Coinbaseは月曜日、Baseブロックチェーン上でトークン化された米国株式の提供を開始し、KrakenやBinanceなどと共に株式取引のオンチェーン化を目指す競争に参入した。
最初に提供する銘柄は米国市場を代表するApple(AAPL)、Nvidia(NVDA)、Meta(META)、Alphabet(GOOGL)で、これらのトークンは米国外の適格投資家向けに提供されている。Baseのブログによると、規制を受けるブローカー兼カストディアンのAlpacaが1対1で株式を保有している。
発行はCoinbaseが設立したアブダビグローバルマーケット(ADGM)の規制下で行われている。Coinbaseは初期ラインナップに加え、今後さらに多くの銘柄を追加予定であると述べた。
トークン化は様々な資産クラスで拡大しており、米国債やプライベートクレジット、投資ファンドのオンチェーン化が進む中、RWA.xyzのデータでは既に数百億ドル規模の資産が対象となっている。市場規模は大きく、Citiは2030年までにトークン化証券が5.5兆ドルに達すると予測している。
公開株のトークン化は暗号資産取引所やフィンテック企業、伝統的市場運営者の注目を集めており、株式のブロックチェーン上での取引・決済方法が模索されている。

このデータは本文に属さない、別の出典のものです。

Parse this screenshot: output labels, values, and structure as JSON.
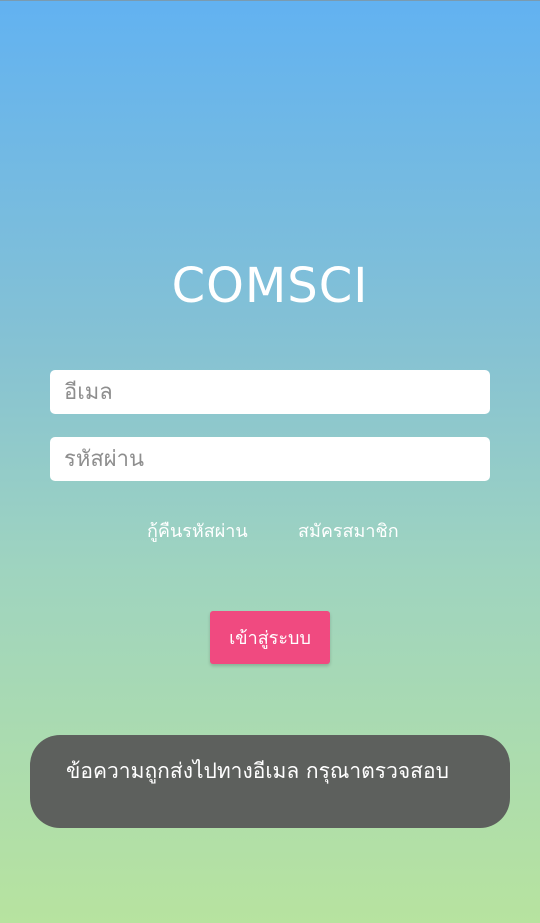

トークン化株式の仕様には差異があり、裏付け資産や保有者の権利内容が市場での重要な分かれ目となっている。CoinbaseはBase上でB20フレームワークを用いてトークンを発行し、各トークンは裏付けとなる株式に対する直接的な請求権を表すと説明している。機関系マーケットメイカーが株式を購入し、ADGMの金融規制当局の監督下でAlpacaが破産隔離構造のもと保有する仕組みである。
配当や株式分割もトークンに反映され、発行後はウォレット間の移転にホワイトリストを必要としないとCoinbaseは述べている。
投資家は自己管理型ウォレットでトークンを保持可能で、Base上のオンチェーン取引所や分散型取引所Aerodromeなどを通じ24時間取引できる。トークンはブロックチェーンベースのため分散型金融(DeFi)アプリへのアクセスも可能で、株式を担保に借入れや他のオンチェーン市場での活用も期待されている。
さらにCoinbaseはChainlinkの価格データを採用し、トークン化株式の継続的な価格情報を提供することで、Base上の分散型取引所やレンディング市場、その他のDeFiアプリがこれら株式を担保や取引商品として活用できる価格フィードを実現している。